Requisite for a Seething Malady

Again you ask: how do you define
             suffering? What is sorrow―what is sorrow without
the water, the sky, an airplane―something, anything―
crumbling, breaking, crashing; what is sorrow without pieces?
& if all we have are pieces,
                             shards of memory, memories we cannot
reclaim? Or just simply―as it may
seem―pieces of broken ceramic, or our bodies made of
ceramic so hard we think cannot be broken, cold & without
the warmth I was once told I possessed―isn’t that
       suffering? What if this is my last poem―
isn’t that
        death? At that point, what would I be? Not ashes,
not decomposition, not cold food when all the while dead
leaves fly in the wind because they are dead leaves & nothing
more, which is having to be weightless, at which point
everything is mistaken for freedom―but by then, as with
all the other times before, who would care? What would my suffering
matter then?

Winter dog

Having to spend its life―its entire life, I mean,
before now―in
                           perfect silence; having to witness how,
finally, peace becomes more & more
                                           distinguishable
from what we know of silence as
silence when refined & thought out like a plan; how
              silence carries a burden, & the burden feels like a bag, a heavy
bag laden in the chest of the kind of wild the animal in you should
never have been―now that you think of it―after which
              what next? What hope then for
redemption?
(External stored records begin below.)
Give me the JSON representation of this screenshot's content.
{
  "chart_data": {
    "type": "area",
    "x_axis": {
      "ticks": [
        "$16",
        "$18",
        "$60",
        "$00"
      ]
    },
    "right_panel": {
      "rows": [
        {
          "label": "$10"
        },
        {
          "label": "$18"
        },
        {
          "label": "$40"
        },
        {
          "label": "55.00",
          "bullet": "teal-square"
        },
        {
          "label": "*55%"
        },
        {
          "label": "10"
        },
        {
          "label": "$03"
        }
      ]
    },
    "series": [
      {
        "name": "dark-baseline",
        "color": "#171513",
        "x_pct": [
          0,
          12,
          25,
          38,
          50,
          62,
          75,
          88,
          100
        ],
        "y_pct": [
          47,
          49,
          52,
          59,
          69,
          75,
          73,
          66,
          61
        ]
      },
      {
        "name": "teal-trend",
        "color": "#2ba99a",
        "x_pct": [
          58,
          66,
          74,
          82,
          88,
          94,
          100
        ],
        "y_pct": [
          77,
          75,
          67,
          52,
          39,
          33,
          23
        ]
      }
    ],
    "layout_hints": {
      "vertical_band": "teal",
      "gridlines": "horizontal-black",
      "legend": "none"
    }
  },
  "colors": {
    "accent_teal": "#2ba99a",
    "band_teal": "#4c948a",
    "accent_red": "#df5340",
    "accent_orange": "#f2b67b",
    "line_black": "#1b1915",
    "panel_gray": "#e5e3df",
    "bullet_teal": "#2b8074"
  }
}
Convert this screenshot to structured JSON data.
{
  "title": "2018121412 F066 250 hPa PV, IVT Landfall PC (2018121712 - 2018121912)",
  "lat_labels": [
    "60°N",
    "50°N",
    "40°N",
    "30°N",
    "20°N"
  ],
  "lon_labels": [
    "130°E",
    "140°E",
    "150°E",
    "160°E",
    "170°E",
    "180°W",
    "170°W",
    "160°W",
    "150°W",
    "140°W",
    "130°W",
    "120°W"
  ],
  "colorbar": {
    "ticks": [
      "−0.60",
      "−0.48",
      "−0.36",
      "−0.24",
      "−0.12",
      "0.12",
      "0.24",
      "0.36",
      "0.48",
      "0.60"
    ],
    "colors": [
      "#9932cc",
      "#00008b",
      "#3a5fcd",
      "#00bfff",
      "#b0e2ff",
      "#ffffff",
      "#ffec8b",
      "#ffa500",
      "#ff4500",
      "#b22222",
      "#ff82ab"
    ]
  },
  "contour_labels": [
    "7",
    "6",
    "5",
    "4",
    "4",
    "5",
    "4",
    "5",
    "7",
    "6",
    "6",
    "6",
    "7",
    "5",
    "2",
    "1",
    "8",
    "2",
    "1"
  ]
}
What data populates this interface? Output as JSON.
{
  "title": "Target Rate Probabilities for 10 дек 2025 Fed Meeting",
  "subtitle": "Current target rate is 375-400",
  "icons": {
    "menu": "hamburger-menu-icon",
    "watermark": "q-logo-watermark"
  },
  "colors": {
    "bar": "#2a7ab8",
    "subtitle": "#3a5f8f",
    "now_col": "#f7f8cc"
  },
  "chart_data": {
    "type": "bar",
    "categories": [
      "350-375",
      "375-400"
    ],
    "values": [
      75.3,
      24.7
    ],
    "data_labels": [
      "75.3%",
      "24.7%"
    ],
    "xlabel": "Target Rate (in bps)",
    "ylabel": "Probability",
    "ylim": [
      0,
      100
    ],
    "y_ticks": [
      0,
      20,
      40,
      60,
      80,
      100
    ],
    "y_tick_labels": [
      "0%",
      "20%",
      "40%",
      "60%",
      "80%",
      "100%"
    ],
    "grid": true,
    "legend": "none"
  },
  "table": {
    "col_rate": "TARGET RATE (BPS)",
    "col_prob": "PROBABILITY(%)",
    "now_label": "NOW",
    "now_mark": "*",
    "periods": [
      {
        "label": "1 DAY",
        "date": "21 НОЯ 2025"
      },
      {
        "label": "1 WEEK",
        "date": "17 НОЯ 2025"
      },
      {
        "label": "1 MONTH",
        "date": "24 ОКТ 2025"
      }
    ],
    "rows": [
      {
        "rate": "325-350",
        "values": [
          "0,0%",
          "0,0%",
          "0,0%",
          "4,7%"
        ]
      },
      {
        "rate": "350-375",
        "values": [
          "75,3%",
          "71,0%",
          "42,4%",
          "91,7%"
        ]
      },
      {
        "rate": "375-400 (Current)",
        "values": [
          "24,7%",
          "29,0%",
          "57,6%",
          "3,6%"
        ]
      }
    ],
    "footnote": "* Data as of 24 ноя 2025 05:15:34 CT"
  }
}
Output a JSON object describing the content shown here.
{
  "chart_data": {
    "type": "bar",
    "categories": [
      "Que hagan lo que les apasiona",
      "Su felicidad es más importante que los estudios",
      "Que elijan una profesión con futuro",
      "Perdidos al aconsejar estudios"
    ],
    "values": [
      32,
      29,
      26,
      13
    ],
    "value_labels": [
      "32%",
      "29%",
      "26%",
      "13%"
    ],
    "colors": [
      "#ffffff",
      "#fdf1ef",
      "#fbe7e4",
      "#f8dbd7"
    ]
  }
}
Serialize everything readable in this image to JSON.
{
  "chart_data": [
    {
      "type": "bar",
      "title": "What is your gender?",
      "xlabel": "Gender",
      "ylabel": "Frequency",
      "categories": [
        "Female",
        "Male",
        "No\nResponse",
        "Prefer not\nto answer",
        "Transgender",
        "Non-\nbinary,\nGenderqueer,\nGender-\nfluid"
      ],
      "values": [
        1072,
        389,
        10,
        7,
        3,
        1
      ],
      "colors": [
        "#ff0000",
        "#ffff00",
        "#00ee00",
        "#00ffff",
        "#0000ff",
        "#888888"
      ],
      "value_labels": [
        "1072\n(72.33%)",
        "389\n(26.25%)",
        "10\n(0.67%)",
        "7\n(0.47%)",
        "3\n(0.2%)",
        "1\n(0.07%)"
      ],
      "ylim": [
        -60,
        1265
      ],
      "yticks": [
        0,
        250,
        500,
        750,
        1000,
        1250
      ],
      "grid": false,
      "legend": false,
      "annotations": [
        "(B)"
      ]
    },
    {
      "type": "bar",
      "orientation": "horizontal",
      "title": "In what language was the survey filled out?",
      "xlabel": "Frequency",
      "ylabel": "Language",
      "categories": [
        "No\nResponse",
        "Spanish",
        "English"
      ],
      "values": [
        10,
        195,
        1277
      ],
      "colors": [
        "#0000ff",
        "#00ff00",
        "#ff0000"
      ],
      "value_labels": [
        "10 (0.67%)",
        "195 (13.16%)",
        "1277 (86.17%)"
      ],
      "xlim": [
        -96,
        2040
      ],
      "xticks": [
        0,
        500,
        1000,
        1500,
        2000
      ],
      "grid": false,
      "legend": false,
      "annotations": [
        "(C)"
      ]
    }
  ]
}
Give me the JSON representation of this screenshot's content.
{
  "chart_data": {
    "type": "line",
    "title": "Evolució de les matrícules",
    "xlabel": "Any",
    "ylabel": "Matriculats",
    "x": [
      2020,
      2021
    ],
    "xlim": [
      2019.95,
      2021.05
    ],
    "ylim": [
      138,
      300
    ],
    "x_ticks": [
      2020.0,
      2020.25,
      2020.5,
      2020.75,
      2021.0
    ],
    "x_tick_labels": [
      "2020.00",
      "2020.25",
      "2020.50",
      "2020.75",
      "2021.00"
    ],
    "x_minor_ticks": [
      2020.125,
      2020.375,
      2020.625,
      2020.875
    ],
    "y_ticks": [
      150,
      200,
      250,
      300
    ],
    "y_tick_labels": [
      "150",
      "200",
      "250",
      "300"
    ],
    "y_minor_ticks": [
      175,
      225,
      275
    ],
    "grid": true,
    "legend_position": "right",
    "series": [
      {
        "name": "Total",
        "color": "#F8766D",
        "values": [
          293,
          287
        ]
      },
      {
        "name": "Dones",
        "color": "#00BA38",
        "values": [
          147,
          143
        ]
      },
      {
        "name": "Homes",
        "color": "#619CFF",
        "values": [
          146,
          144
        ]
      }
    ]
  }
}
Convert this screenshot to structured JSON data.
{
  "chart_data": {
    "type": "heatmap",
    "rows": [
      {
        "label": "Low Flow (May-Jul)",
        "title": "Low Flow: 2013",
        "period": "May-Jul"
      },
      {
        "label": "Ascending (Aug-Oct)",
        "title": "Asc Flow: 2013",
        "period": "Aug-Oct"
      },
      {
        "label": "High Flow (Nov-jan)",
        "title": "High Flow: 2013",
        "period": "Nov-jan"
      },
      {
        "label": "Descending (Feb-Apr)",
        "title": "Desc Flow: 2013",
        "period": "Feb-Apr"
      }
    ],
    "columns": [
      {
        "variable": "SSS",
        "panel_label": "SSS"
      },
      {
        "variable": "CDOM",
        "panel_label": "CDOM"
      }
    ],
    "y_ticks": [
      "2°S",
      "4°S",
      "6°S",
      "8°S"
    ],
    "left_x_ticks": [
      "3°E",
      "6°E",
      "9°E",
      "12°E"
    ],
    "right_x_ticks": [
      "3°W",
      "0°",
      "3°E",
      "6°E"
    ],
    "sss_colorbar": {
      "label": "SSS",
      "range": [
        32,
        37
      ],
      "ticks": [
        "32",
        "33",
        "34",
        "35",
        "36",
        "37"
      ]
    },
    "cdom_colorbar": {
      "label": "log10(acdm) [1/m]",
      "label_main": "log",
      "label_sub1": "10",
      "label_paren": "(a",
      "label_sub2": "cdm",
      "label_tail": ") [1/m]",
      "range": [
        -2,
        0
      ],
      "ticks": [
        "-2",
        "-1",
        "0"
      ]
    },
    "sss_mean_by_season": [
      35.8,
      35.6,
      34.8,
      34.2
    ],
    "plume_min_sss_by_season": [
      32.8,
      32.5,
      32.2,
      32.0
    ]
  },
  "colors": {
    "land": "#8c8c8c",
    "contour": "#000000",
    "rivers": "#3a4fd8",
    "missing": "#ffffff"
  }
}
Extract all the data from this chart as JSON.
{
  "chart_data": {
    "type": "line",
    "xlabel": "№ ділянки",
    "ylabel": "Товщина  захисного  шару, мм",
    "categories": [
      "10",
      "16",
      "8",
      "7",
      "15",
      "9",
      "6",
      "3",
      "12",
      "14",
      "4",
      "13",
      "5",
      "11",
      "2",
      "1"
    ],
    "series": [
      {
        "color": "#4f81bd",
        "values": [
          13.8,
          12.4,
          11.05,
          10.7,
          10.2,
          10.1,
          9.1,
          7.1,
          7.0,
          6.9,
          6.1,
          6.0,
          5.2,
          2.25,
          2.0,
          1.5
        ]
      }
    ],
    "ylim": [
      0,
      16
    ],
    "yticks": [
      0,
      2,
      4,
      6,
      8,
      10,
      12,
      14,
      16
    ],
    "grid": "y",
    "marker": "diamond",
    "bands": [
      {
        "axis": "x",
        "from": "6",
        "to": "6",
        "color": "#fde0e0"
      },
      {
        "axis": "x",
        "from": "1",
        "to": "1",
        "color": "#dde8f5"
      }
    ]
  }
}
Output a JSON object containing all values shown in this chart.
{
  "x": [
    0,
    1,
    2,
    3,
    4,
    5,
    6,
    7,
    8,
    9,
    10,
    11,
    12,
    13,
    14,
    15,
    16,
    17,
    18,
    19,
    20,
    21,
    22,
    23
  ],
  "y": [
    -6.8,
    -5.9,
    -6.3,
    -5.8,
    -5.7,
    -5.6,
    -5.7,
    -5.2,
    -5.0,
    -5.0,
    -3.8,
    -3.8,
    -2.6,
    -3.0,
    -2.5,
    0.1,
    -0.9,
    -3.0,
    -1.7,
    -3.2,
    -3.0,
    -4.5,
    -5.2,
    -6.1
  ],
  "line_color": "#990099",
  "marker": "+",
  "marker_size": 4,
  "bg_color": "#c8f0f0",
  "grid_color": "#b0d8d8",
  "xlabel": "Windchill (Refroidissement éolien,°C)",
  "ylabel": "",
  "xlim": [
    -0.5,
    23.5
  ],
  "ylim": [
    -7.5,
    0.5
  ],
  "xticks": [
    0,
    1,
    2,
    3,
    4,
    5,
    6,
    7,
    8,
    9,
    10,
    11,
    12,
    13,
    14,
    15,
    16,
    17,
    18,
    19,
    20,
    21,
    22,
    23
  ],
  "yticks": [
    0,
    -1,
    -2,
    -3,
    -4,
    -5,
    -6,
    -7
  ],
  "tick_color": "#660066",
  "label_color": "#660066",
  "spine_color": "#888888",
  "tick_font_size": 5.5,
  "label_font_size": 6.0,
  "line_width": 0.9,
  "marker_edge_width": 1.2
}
How did you get here, having been all what they
wanted you to be; having been
              all what you could be, & being nothing else,
for no one else, not even
                for yourself―all for them, &
you do not know now how to remember whatever is left
to remember of whatever is left of you―what then now
that you’re mostly
                                chaff?

Dead Sea

It turns out mother that my life has been
an avalanche. Not so much as
                sheer disaster, really, the kind
that involves earthquakes & hurricanes & tsunamis,
airplanes falling & buildings collapsing & God sending down
his best armies–-no, not that kind.
I have been practicing life―
not enough to live―
                            not enough to write―
              not enough to be…chaff or
mannequin, it’s hard to tell the difference, but
when haven’t you been either one of them? When haven’t
something left you, left you towards
                                                      freedom?
& you, sloughed snakeskin, how is it not rescue?
How is it not salvation? Isn’t that
                            what they gave you?
On the tombstone it shall be written, he came & discovered living
was no different from fighting―but
                            when haven’t you tried,
when haven’t you been
                         judged?

 

 

 

Stanley Princewill McDaniels is a Nigeria poet & correspondent at Praxis Magazine, whose works have appeared, or are forthcoming, on The SHORE poetry, African Writer, Lunaris Review, Bakwa Review, Tuck Magazine, and amongst others.